The percentage increase in volume of sphere is "72.8 percent (%)".

Step-by-step explanation:

Let the radius of sphere = r

To find, the percent increase in volume of sphere = ?

We know that,

The volume of sphere = \dfrac{4}{3}\pi r^{3}

The new radius of sphere = \dfrac{120}{100} r=\dfrac{6}{5}r

∴ The new volume of sphere = \dfrac{4}{3}\pi (\dfrac{6}{5}r)^{3}

= (\dfrac{4}{3}\pi r^{3})\dfrac{216}{125}

∴ Increase in volume = The new volume of sphere - The volume of sphere

= (\dfrac{4}{3}\pi r^{3})\dfrac{216}{125} - \dfrac{4}{3}\pi r^{3}

= \dfrac{4}{3}\pi r^{3} (\dfrac{216-125}{125})

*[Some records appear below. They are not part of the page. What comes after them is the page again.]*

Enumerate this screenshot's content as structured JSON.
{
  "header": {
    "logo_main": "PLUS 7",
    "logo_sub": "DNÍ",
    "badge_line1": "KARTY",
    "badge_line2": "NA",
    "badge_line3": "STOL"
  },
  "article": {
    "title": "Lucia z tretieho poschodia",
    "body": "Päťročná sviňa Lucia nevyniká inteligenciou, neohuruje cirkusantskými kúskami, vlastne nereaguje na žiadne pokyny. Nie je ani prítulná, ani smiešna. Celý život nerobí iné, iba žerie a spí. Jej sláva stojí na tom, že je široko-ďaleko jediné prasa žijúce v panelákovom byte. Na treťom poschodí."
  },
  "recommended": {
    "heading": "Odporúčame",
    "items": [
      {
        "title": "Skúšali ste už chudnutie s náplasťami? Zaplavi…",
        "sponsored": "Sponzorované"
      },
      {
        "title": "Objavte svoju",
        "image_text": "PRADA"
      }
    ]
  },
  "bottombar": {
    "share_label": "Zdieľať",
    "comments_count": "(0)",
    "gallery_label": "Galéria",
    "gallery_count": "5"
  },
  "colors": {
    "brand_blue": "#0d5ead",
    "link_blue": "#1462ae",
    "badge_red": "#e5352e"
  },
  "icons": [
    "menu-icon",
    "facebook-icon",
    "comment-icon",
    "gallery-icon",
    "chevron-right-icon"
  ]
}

= \dfrac{4}{3}\pi r^{3}\dfrac{91}{125}

∴ The percent increase in volume of sphere = (\dfrac{4}{3}\pi r^{3}\dfrac{91}{125})/(\dfrac{4}{3}\pi r^{3}) × 100

= \dfrac{91}{125}\times 100

= 0.728 × 100

= 72.8 %

Thus, the percentage increase in volume of sphere is "72.8 percent (%)".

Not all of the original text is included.